A federal judge on Tuesday dismissed a taxpayer lawsuit from Florida residents suing state and Republican governor Ron DeSantis over the decision to dissolve the Walt Disney SAR near Orlando.
A lawsuit filed last week in Miami’s US District Court alleges that the move to remove the area is unconstitutional, violates state legal and contractual obligations, and imposes a $1 billion debt burden on taxpayers.
The legal battle is part of the broader consequences of Florida and Disney’s fight over the parental rights law of an education law nicknamed “Don’t Say I’m Gay”, ridiculed by opponents.
DeSantis last month signed legislation repealing Disney’s special tax and self-governing status in Central Florida by repealing the Reedy Creek Improvement District, created by the State Legislature in 1967 to give Disney its own local government.
In a special legislative session, state legislators voted to repeal the area after Disney said it wanted to see a court repeal or block a parental rights bill that LGBTQ activists consider an attack on queer and trans youth.
The decision to demolish the 25,000-acre Reedy Creek, home to the Walt Disney World Resort, was widely viewed as retaliation for Disney’s opposition to Florida’s parental rights law, which bans classroom instruction on sexual orientation and gender identity in kindergartens. I did. The law allows parents to sue the school district for violations.
In an order dismissing the taxpayer action, Chief Judge Cecilia M. Altonaga wrote that the action was outside the jurisdiction of the courts. Her five-page order states that state officials cannot sue in federal court for claims brought for alleged violations of state law. She also said residents of the state cannot sue Disney for alleged violations of First Amendment rights, they only have their own constitutional rights.
Altonaga also said the law removing the area won’t take effect until July 1 and that the taxpayer’s claims are “very speculative”.
“The theory of plaintiff’s position is that removal of the Reedy Creek improvement zone could cause financial harm to plaintiffs due to tax increases that have not yet been enacted,” Altonaga wrote. “That indirect and highly speculative injury cannot support federal jurisdiction. [The bill] By itself, it does not increase the plaintiff’s taxes. It is worth emphasizing once again. This measure does not apply to plaintiffs at all.”
William Sanchez, a lawyer for Florida residents who sued the state of Florida, did not immediately respond to the Times’ request for comment.
The dismissed complaint was filed on behalf of four Florida residents (three in Osceola County and one in Orange County). Their lawsuit alleges that the state violates its legal obligations to prevent the state from dissolving the area without resolving any outstanding debts, some experts say will pass to neighboring counties.

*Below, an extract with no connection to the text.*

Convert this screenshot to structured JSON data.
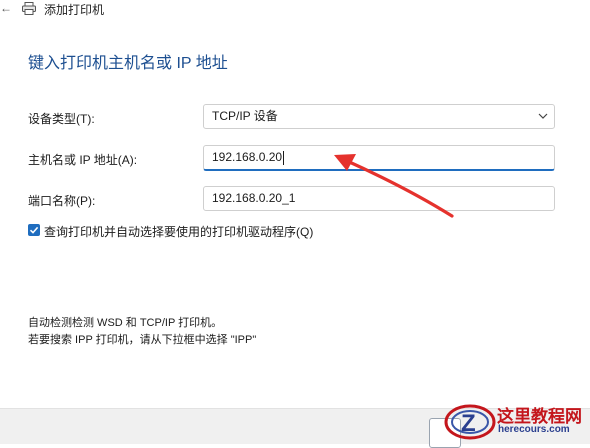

DeSantis spokeswoman Christina Pushaw applauded the judge’s decision and reiterated the governor’s position that removing the district would not create an additional tax burden on Florida residents. No plans for local closures were announced.
“Perhaps this will put to rest the speculation of those who hope without any basis on the fact that it will end up with some sort of taxpayer or state burden that legitimate critics can use on the governor,” Pushaw said in an email. “Realistically, this opportunity can and should be used to generate more taxes from Disney, as the Governor said.”
This district will be removed on June 1, 2023, but can be restored after that date. That means it will take about a year for Disney and the state to come up with a new deal. This law seeks to dissolve all Florida Special Improvement Districts created before 1968. Disney has not commented on its decision to cancel its special tax status.
The Reedy Creek Improvement District spans approximately 40 square miles in both Orange and Osceola counties. Its boundaries include several theme parks, the Disney-owned ESPN Wide World of Sports complex, 175 miles of road, and the towns of Bay Lake and Lake Buena Vista. The 1967 Act allowed the company to transform vast areas of undeveloped wetland into Florida’s largest private employer and large tourism industry.
The debate over Florida’s parental rights legislation and Disney’s response to it continues for weeks, giving DeSantis a huge Hollywood escort for potential 2024 presidential candidate. Disney CEO Bob Chapek initially opposed the parental rights bill, saying it would make the company “political football”, but he did it under pressure from employees.
After Chapek expressed concerns, DeSantis accused Disney of being a “wake up” company trying to impose liberal values on Florida. Fox News and other conservative media have jumped into the culture war, and commentators including Laura Ingraham have accused Disney of pushing a “sexual agenda” to children.
In another move to punish Disney, a group of Republican lawmakers vowed to oppose any effort to extend the company’s copyright protections for Mickey Mouse, which had been extended twice since their original 1984 expiration date.
On Tuesday, Republican Senator Josh Hawley said he plans to introduce legislation that would take away Disney’s copyright protection this year.
Hawley, who is also a constitutional lawyer, tweeted: “There are no more handouts for the wake-up business. Disney officials declined to comment.
Times reporter Hugo Martin contributed to this report.